This work addresses the limitations of existing World Action Models (WAMs), which struggle to meet real-time control requirements due to multi-step denoising and fail to bridge the distributional and noise-scheduling discrepancies between video and action modalities through conventional single-modality distillation. To overcome these challenges, the authors propose a modality-aware single-step distillation framework that introduces, for the first time, modality-specific consistency functions for multimodal diffusion models: linear gradient scaling for the action stream and variance-preserving parameterization for the video stream, both integrated into the LingBot-VA architecture. Evaluated on RoboTwin 2.0, the method reduces inference latency from 8.1 seconds to 348 milliseconds—a 23× speedup—while maintaining a simulation task success rate above 85.5% and achieving an average real-world robot success rate of 60%, substantially outperforming baseline approaches.

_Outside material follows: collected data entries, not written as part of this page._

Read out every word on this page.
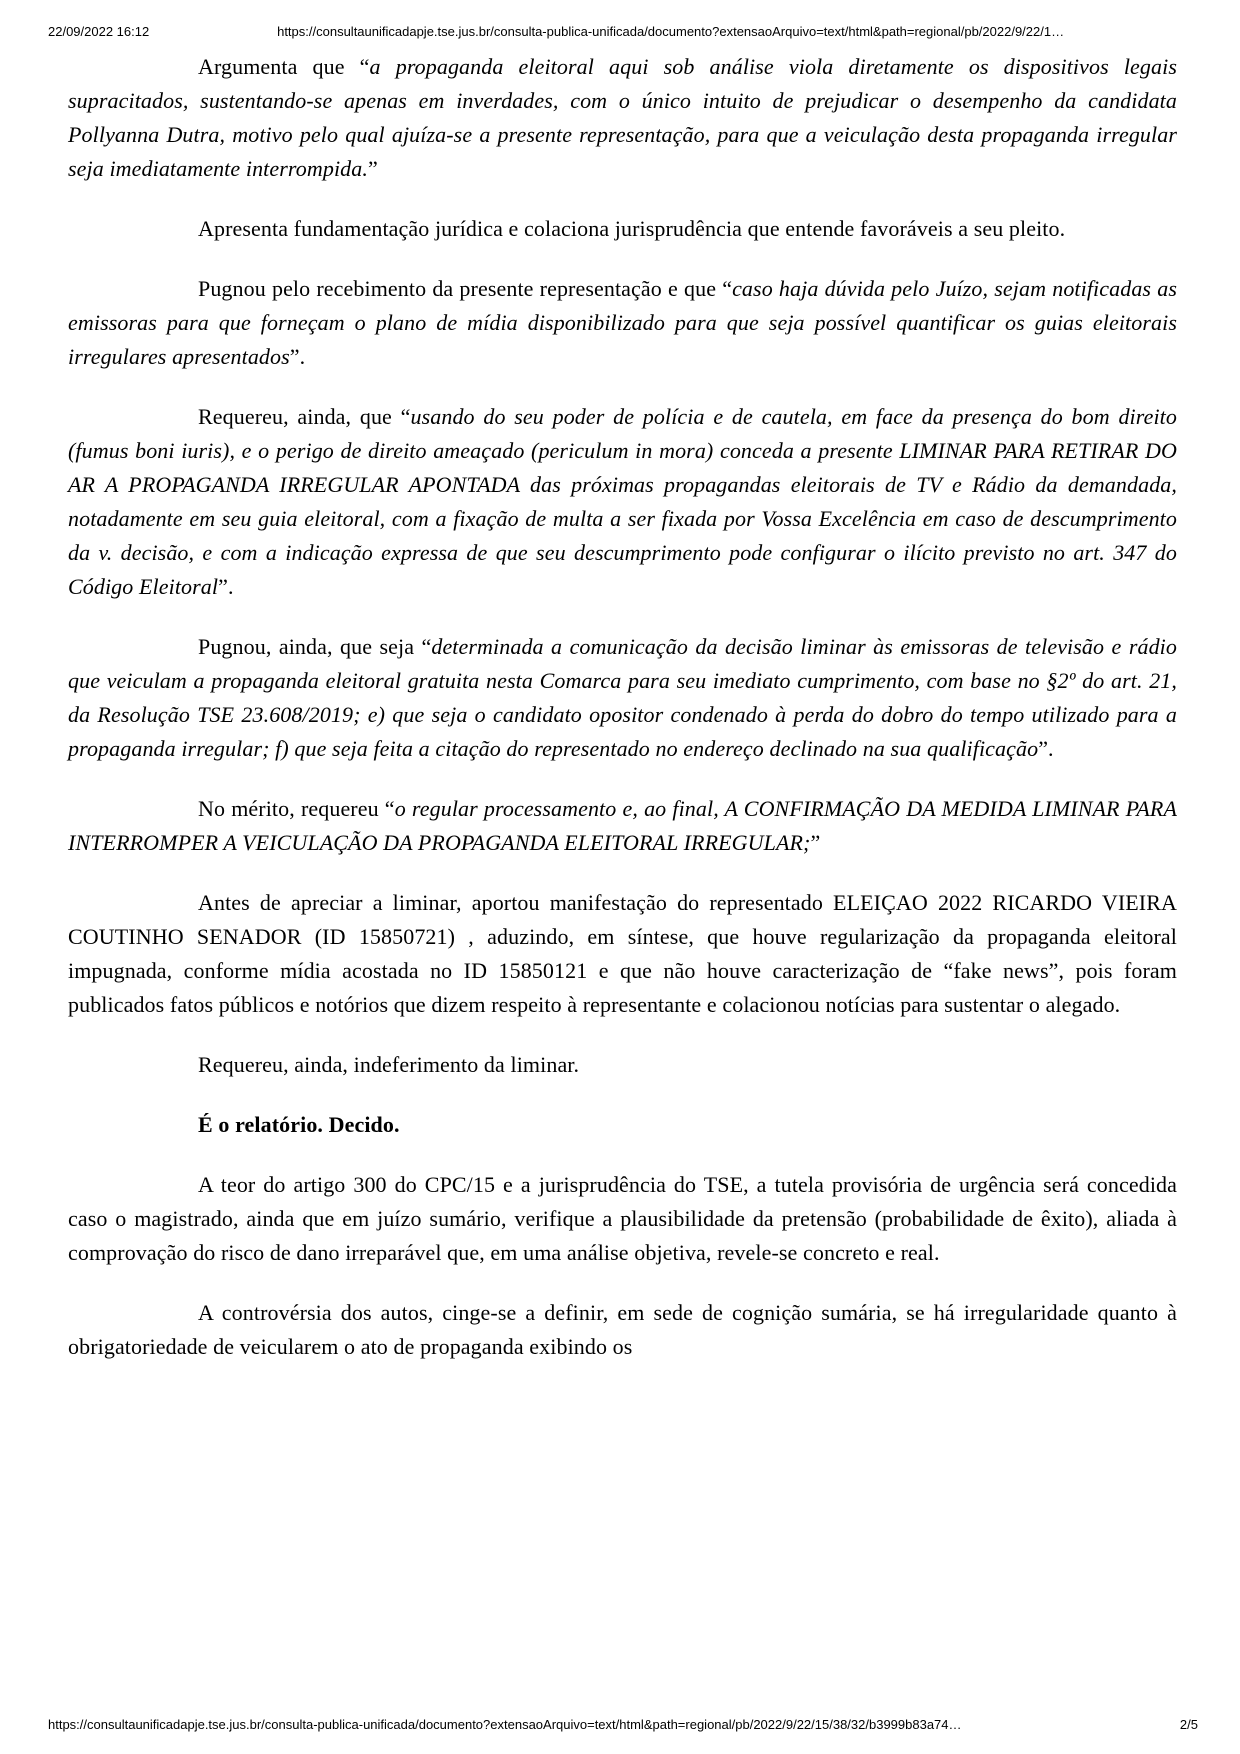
22/09/2022 16:12	https://consultaunificadapje.tse.jus.br/consulta-publica-unificada/documento?extensaoArquivo=text/html&path=regional/pb/2022/9/22/1…

Argumenta que “a propaganda eleitoral aqui sob análise viola diretamente os dispositivos legais supracitados, sustentando-se apenas em inverdades, com o único intuito de prejudicar o desempenho da candidata Pollyanna Dutra, motivo pelo qual ajuíza-se a presente representação, para que a veiculação desta propaganda irregular seja imediatamente interrompida.”

Apresenta fundamentação jurídica e colaciona jurisprudência que entende favoráveis a seu pleito.

Pugnou pelo recebimento da presente representação e que “caso haja dúvida pelo Juízo, sejam notificadas as emissoras para que forneçam o plano de mídia disponibilizado para que seja possível quantificar os guias eleitorais irregulares apresentados”.

Requereu, ainda, que “usando do seu poder de polícia e de cautela, em face da presença do bom direito (fumus boni iuris), e o perigo de direito ameaçado (periculum in mora) conceda a presente LIMINAR PARA RETIRAR DO AR A PROPAGANDA IRREGULAR APONTADA das próximas propagandas eleitorais de TV e Rádio da demandada, notadamente em seu guia eleitoral, com a fixação de multa a ser fixada por Vossa Excelência em caso de descumprimento da v. decisão, e com a indicação expressa de que seu descumprimento pode configurar o ilícito previsto no art. 347 do Código Eleitoral”.

Pugnou, ainda, que seja “determinada a comunicação da decisão liminar às emissoras de televisão e rádio que veiculam a propaganda eleitoral gratuita nesta Comarca para seu imediato cumprimento, com base no §2º do art. 21, da Resolução TSE 23.608/2019; e) que seja o candidato opositor condenado à perda do dobro do tempo utilizado para a propaganda irregular; f) que seja feita a citação do representado no endereço declinado na sua qualificação”.

No mérito, requereu “o regular processamento e, ao final, A CONFIRMAÇÃO DA MEDIDA LIMINAR PARA INTERROMPER A VEICULAÇÃO DA PROPAGANDA ELEITORAL IRREGULAR;”

Antes de apreciar a liminar, aportou manifestação do representado ELEIÇAO 2022 RICARDO VIEIRA COUTINHO SENADOR (ID 15850721) , aduzindo, em síntese, que houve regularização da propaganda eleitoral impugnada, conforme mídia acostada no ID 15850121 e que não houve caracterização de “fake news”, pois foram publicados fatos públicos e notórios que dizem respeito à representante e colacionou notícias para sustentar o alegado.

Requereu, ainda, indeferimento da liminar.

É o relatório. Decido.

A teor do artigo 300 do CPC/15 e a jurisprudência do TSE, a tutela provisória de urgência será concedida caso o magistrado, ainda que em juízo sumário, verifique a plausibilidade da pretensão (probabilidade de êxito), aliada à comprovação do risco de dano irreparável que, em uma análise objetiva, revele-se concreto e real.

A controvérsia dos autos, cinge-se a definir, em sede de cognição sumária, se há irregularidade quanto à obrigatoriedade de veicularem o ato de propaganda exibindo os

https://consultaunificadapje.tse.jus.br/consulta-publica-unificada/documento?extensaoArquivo=text/html&path=regional/pb/2022/9/22/15/38/32/b3999b83a74…	2/5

World-action models (WAMs) jointly generate future video and robot actions through iterative diffusion, achieving strong performance on manipulation benchmarks but requiring tens of denoising steps, a cost that precludes real-time control. Step distillation has emerged as the natural remedy, but off-the-shelf methods break down in the joint video-action setting because video and action streams use different SNR-shifted noise schedules and reach training with substantially different marginal noise distributions, an asymmetry that single-modality distillation methods cannot accommodate. We introduce \textbf{Flash-WAM}, a modality-aware step-distillation framework inspired by consistency distillation that selects the consistency function for each modality to match its noise regime: a linear-gradient-scaling parametrization for the action stream's low-noise regime, paired with a variance-preserving parametrization for the video stream's high-noise regime, grounded in a structural analysis of the consistency-function family that characterizes the achievable gradient scaling under the consistency boundary condition. Instantiated on LingBot-VA, Flash-WAM compresses inference to a single step in each modality. On RoboTwin 2.0, this reduces per-chunk latency from $8.1$ seconds to $348$ ms on NVIDIA L40S, a $23{\times}$ speedup that enables real-time inference. Flash-WAM preserves task success on simulation benchmarks ($85.5\%$ RoboTwin 2.0, $95.7\%$ LIBERO) and substantially recovers real-world performance ($60\%$ average on a Unitree G1 humanoid robot), while naive consistency distillation drops to $24\%$ at the same step budget.